The projections for both of these call for training and certification of current staff. Under Warren’s plan, daycares that don’t meet meet standards similar to the U.S. military child care and Head Start programs wouldn’t get federal funding.

Getting there would require rationalizing existing regulations because states differ in requirements for licensing child care facilities. Generally, unlicensed daycares haven’t had regular inspections to check for fire safety or don’t require a criminal background check for staff. Licensing standards require a certain child-to-caregiver ratio, as well as specific training in CPR or First Aid.

Child care advocates think that the standards for child care workers should extend to educational training, because vast brain development occurs among infants and toddlers.

“This is not just babysitting,” said Schubert.

Advocates of those standards believes that achieving them would require child care workers to have advanced degrees — and the time to work toward them.

“The only way to professionalize a workforce and raise the compensation is to have some kind of indication that people have gotten the training and education,” Cole said.

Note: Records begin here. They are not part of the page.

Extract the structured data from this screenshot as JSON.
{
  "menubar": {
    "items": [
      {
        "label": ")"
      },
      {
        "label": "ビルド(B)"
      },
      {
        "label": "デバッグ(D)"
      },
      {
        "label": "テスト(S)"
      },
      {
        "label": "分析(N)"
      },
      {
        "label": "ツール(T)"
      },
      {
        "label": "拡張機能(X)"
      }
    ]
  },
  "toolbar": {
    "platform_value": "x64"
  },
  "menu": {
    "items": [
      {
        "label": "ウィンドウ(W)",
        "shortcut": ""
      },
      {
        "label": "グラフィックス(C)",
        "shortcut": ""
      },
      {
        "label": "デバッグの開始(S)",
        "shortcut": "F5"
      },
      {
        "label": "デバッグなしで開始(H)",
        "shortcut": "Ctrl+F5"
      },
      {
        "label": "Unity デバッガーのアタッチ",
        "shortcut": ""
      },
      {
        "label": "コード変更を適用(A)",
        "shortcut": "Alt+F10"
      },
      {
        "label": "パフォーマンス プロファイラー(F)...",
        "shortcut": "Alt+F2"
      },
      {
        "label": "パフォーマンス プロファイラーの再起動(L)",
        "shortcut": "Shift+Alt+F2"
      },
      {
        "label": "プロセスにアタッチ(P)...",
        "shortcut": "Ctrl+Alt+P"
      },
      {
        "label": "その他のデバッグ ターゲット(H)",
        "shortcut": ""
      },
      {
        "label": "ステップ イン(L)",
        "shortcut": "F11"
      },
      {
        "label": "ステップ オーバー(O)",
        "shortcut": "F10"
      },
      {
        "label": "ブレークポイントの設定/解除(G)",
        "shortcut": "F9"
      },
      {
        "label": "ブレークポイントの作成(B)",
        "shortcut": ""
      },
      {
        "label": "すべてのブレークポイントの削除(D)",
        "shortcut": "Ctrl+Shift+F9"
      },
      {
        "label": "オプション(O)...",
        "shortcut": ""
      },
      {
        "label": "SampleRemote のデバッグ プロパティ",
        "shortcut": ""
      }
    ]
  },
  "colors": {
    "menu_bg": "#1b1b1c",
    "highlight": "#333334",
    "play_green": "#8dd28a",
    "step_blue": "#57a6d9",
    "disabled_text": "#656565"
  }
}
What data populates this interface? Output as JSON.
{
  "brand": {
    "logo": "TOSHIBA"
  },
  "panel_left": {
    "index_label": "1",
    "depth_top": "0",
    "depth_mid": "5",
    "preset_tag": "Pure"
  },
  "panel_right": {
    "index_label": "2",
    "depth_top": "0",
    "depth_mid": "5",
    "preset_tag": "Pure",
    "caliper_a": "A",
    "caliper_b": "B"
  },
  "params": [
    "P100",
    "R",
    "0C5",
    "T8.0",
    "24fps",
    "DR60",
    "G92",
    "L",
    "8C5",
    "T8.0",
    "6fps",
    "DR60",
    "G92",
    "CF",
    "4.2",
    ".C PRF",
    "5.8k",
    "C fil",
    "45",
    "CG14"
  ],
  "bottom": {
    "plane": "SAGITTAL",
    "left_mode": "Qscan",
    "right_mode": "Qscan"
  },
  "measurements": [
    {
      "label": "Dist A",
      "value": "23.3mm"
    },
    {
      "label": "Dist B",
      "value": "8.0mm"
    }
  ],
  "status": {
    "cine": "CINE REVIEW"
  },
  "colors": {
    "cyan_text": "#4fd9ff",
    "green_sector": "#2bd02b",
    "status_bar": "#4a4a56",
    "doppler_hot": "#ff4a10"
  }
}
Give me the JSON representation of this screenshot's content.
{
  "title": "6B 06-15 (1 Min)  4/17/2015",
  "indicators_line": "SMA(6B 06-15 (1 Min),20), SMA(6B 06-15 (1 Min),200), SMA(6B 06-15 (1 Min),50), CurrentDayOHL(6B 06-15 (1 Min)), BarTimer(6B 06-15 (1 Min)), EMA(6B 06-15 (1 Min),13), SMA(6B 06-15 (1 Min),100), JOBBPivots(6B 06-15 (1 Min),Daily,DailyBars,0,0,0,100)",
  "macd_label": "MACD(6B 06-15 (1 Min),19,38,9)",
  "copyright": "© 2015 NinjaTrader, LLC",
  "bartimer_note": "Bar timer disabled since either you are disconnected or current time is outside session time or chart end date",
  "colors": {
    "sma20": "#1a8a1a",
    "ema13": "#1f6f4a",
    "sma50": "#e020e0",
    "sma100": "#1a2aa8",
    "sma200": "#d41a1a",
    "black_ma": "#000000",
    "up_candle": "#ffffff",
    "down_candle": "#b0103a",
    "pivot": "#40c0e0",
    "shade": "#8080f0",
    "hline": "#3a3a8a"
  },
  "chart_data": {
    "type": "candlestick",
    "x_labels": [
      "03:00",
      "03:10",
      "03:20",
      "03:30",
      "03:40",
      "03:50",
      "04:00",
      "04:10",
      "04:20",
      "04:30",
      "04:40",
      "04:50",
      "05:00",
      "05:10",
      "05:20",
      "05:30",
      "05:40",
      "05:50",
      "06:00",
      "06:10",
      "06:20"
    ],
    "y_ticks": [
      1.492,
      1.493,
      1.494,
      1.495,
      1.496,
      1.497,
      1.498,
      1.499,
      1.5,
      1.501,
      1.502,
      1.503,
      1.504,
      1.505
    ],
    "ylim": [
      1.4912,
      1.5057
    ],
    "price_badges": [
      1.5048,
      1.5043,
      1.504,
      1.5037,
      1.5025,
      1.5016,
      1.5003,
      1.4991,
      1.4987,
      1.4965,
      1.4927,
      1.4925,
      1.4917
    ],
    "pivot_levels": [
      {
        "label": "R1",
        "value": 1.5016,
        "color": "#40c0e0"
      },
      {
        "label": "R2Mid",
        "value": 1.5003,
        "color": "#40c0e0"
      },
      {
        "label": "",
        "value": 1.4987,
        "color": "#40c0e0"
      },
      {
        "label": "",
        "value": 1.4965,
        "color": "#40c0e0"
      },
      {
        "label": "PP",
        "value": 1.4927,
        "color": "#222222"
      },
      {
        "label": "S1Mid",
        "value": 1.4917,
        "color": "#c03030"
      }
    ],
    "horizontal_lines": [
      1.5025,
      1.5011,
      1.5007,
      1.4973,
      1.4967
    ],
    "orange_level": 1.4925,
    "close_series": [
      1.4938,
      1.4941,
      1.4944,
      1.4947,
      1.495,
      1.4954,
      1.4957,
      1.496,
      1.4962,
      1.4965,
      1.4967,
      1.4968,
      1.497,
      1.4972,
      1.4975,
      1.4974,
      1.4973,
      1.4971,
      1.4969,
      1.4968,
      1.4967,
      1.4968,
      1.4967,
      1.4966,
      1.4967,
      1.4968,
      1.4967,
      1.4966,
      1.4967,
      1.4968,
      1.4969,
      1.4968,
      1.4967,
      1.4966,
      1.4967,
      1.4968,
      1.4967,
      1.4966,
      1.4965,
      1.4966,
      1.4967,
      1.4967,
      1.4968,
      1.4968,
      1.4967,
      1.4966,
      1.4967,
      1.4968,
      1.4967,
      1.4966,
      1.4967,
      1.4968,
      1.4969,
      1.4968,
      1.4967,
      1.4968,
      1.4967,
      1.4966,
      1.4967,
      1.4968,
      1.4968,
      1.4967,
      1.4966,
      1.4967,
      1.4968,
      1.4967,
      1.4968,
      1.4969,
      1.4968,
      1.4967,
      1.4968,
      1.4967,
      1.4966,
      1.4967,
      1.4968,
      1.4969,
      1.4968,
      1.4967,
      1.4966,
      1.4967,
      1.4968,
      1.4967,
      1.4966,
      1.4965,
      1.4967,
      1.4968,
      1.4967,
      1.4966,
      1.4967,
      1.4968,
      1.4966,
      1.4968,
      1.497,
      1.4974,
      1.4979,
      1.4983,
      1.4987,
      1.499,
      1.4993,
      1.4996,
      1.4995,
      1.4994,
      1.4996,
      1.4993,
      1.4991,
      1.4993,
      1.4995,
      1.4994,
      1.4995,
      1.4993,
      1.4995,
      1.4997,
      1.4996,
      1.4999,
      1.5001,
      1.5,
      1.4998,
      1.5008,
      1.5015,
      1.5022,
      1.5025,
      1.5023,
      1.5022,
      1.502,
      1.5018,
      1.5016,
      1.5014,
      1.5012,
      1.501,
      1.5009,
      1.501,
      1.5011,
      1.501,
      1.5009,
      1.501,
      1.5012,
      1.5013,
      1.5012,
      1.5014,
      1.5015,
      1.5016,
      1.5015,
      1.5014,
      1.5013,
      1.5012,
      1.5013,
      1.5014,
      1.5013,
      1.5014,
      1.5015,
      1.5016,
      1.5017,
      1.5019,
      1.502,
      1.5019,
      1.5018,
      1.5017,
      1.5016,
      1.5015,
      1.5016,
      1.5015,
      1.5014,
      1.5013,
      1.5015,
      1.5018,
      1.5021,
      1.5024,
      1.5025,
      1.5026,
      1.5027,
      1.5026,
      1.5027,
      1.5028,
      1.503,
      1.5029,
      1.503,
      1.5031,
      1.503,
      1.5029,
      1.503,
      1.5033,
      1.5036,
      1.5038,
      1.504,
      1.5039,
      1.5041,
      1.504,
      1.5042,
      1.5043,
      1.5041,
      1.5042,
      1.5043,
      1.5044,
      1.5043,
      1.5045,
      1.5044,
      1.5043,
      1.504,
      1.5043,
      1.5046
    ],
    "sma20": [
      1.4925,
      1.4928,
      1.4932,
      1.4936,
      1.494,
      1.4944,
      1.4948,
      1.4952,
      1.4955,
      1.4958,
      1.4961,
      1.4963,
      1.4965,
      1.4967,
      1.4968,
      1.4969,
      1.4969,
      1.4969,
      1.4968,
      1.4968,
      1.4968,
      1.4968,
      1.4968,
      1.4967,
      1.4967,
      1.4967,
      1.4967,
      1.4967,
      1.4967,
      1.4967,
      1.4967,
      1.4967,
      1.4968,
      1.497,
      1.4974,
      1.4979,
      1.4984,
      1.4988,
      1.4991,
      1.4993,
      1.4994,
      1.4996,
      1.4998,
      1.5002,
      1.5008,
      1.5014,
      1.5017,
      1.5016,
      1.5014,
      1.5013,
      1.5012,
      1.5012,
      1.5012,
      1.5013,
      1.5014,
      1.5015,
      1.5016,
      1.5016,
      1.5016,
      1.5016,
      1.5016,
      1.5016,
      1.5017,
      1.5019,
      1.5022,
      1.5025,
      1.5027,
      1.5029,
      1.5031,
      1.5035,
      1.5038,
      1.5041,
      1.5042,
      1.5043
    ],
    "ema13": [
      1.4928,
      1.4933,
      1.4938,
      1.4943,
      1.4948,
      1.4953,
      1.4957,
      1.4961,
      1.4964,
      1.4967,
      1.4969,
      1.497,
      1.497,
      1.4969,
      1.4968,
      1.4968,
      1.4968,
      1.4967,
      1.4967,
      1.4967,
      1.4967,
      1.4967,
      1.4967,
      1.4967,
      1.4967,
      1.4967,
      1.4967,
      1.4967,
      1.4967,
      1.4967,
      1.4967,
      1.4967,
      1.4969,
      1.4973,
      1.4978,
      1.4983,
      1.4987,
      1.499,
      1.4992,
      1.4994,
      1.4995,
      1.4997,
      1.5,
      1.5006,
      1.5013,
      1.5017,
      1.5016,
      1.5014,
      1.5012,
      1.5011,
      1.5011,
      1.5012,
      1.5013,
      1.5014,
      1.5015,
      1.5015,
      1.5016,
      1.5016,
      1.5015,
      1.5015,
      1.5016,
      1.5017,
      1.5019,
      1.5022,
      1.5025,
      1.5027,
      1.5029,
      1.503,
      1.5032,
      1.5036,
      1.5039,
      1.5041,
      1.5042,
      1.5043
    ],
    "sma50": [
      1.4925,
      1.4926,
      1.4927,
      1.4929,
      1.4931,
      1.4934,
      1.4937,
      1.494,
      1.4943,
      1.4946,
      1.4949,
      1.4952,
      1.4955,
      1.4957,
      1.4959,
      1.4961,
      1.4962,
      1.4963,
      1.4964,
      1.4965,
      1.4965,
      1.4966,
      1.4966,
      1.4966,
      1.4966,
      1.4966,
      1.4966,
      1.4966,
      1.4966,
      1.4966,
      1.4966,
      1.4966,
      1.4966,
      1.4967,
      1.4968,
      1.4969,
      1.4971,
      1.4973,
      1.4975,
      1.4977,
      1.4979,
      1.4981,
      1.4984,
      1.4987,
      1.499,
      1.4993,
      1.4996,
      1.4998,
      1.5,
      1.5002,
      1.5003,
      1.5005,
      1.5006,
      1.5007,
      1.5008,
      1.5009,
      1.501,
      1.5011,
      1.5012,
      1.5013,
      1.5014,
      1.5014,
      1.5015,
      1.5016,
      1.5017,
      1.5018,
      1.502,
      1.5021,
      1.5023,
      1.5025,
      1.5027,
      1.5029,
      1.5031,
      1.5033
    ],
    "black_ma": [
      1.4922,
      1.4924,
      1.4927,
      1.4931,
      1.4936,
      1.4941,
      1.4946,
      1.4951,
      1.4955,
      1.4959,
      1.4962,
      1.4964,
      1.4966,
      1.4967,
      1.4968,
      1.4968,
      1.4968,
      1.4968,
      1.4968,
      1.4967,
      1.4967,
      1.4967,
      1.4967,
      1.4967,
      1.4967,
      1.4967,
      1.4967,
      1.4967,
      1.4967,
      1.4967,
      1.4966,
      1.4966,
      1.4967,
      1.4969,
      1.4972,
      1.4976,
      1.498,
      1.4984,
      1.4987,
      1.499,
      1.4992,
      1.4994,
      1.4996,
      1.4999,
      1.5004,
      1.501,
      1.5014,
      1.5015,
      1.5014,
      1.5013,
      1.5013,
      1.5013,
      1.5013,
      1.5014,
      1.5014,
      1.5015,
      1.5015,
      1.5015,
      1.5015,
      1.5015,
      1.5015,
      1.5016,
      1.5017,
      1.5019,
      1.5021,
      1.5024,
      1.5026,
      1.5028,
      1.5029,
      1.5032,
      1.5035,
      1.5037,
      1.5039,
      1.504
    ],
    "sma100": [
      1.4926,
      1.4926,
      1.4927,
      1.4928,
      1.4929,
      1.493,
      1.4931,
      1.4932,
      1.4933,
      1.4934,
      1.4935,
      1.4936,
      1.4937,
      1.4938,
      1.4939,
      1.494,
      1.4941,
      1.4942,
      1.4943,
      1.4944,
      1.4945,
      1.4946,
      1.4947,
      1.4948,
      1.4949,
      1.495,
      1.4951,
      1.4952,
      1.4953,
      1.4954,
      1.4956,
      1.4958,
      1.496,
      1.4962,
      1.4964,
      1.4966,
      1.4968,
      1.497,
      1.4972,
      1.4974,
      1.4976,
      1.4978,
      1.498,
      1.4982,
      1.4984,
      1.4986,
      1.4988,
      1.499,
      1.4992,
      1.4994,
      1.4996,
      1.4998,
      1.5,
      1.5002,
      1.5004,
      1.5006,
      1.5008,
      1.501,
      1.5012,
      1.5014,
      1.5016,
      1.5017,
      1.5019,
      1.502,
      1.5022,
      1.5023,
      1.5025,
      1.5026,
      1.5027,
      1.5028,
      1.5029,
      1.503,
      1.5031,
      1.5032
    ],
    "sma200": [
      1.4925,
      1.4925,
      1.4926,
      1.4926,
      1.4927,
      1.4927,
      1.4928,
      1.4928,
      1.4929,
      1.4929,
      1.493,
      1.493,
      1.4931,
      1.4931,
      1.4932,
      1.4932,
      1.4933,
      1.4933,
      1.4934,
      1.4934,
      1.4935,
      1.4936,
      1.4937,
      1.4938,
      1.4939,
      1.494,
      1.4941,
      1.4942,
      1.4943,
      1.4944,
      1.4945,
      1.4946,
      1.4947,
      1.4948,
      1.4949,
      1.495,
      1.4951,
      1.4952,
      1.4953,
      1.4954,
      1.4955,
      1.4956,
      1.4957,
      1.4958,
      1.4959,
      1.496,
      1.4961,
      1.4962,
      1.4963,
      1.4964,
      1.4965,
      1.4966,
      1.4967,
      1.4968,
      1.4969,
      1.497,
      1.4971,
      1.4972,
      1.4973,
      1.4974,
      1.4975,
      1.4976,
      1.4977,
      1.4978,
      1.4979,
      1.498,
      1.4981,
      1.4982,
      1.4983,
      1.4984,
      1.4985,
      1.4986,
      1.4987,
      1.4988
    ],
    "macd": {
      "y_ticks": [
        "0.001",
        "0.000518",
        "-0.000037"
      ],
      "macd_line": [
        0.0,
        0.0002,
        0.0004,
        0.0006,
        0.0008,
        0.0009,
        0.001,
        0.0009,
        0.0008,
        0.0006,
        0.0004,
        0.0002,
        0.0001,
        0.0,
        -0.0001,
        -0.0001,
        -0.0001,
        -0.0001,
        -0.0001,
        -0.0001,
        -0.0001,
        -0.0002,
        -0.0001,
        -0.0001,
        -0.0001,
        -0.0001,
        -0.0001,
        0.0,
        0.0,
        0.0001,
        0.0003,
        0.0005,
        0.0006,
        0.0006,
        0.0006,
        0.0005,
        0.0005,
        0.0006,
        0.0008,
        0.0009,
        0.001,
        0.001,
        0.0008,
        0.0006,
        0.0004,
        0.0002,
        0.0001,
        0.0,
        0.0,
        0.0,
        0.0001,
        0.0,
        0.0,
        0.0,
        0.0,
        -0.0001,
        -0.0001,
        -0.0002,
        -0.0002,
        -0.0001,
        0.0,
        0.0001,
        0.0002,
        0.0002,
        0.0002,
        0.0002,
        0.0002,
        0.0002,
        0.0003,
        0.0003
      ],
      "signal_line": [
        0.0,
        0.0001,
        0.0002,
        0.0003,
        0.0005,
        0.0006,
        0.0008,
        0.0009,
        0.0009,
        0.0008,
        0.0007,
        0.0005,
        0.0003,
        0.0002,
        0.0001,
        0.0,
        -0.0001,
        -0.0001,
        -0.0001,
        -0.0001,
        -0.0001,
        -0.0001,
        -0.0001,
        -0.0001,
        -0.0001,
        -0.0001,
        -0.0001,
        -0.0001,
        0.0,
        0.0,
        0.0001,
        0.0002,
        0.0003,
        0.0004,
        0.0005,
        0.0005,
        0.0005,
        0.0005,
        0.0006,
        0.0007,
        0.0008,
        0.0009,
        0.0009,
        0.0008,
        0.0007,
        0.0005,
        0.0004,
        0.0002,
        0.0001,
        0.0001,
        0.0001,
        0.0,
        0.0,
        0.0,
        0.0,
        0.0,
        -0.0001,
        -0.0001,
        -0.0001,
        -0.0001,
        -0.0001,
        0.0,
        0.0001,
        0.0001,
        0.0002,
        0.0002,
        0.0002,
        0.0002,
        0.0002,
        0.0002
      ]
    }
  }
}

She added that such an endeavor would require significant funding and time but stressed that training and credentialing child care workers may not need to be laser-focused on a specific degree or program to produce high-quality workers.

Hamm agreed, noting that people already in the field had valuable experience.

“There has to be a balanced support that helps child care workers get the skills they need but doesn’t penalize people who are further in their careers and have lived experiences that contribute to their knowledge base,” she said.